PostgreSQL and ZFS is a marriage made in heaven. Block aligns to disk behaviour,...

smilliken · on April 3, 2020

FWIW, I've often called out my decision to use PostgreSQL and ZFS (on Linux) as my worst.

Memory usage was extremely inefficient. ARC had to be set to half of what it should've been because it varied so dramatically, so half the system memory was wasted. ZFS would occasionally exhaust system memory causing a block on allocations for 10+ minutes almost daily, no ssh or postgresql connections could be opened in the meantime. Sometimes a zfs kernel process would get stuck in a bad state and require restarting the server. Many days were wasted testing different raid schemes to work around dramatic space inefficiencies (2-8x IIRC) with the wrong combinations of using disk block sizes, zfs record sizes, postgresql block sizes, and zfs record compression. Because zfs records are atomic and larger than disk pages, writes have to be prefaced with reads for the other disk pages, adding lots of latency and random IOPS load. Bunch of other issues, I could go on.

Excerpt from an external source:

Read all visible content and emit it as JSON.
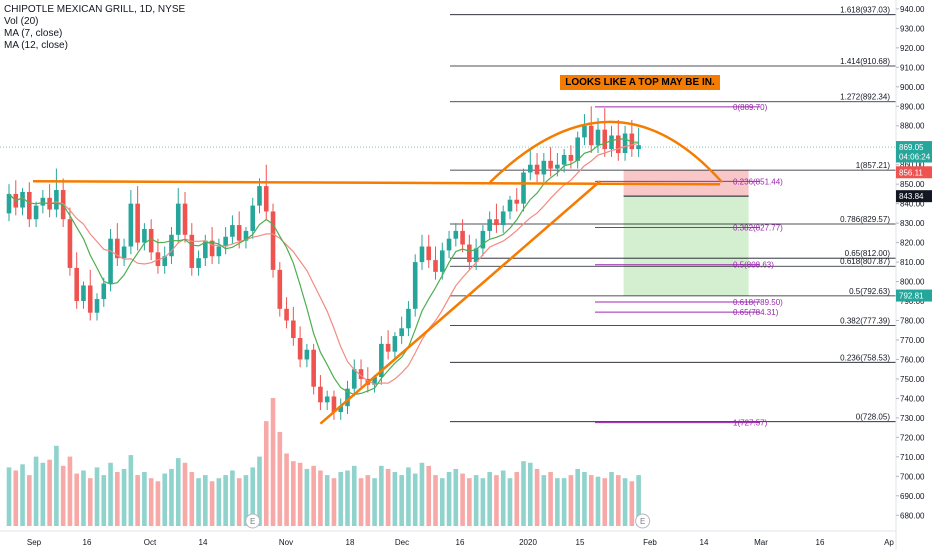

I've since switched back to ext4 and hardware RAID. Median and average latency dropped an order of magnitude. 99th percentile latency dropped 2 orders of magnitude.

These databases are at high load. If they had low load, and I wasn't expecting to grow into high load, I'd consider ZFS since it does have a bunch of nice features.

ggm · on April 3, 2020

I'm on a Read-mostly DB. Also, I have SSD backed ARC and its recent ZFS with a lot of memory (512+GB IIRC)

smilliken · on April 5, 2020

Same here, latest ZFS (on Linux), 512GB RAM, SSD backed, but write heavy.

yjftsjthsd-h · on April 3, 2020

And compression! I've gotten compression ratios above 3x on real production databases, which is the difference between "we need more disks by next month" and "this hardware will last the foreseeable future". Not to mention that it improves performance when lz4 can decompress faster than the disks can read.

od0 · on April 4, 2020

I'm getting almost 4x on a 10TB production database! A little surprising the first time you see all the z_wr_iss processes flying :)

pritambarhate · on April 3, 2020

Can you please give us more info about your workload? Is it very high throughput DB? Especially for Inserts and Updates? I searched on ZFS and PostgreSQL performance a couple of years ago on the Internet and popular opinion seems to be databases with Copy on Write type of file systems don't give the best performance.

riku_iki · on April 3, 2020

I am not deep expert, but my impression is that Postgres MVCC is kinda Copy on Write approach already (no in place updates, but you write new page for each update), so it should be perfect marriage..

ggm · on April 3, 2020

I'm on a read-mostly DB. few clients, but constant loads. More inserts than updates.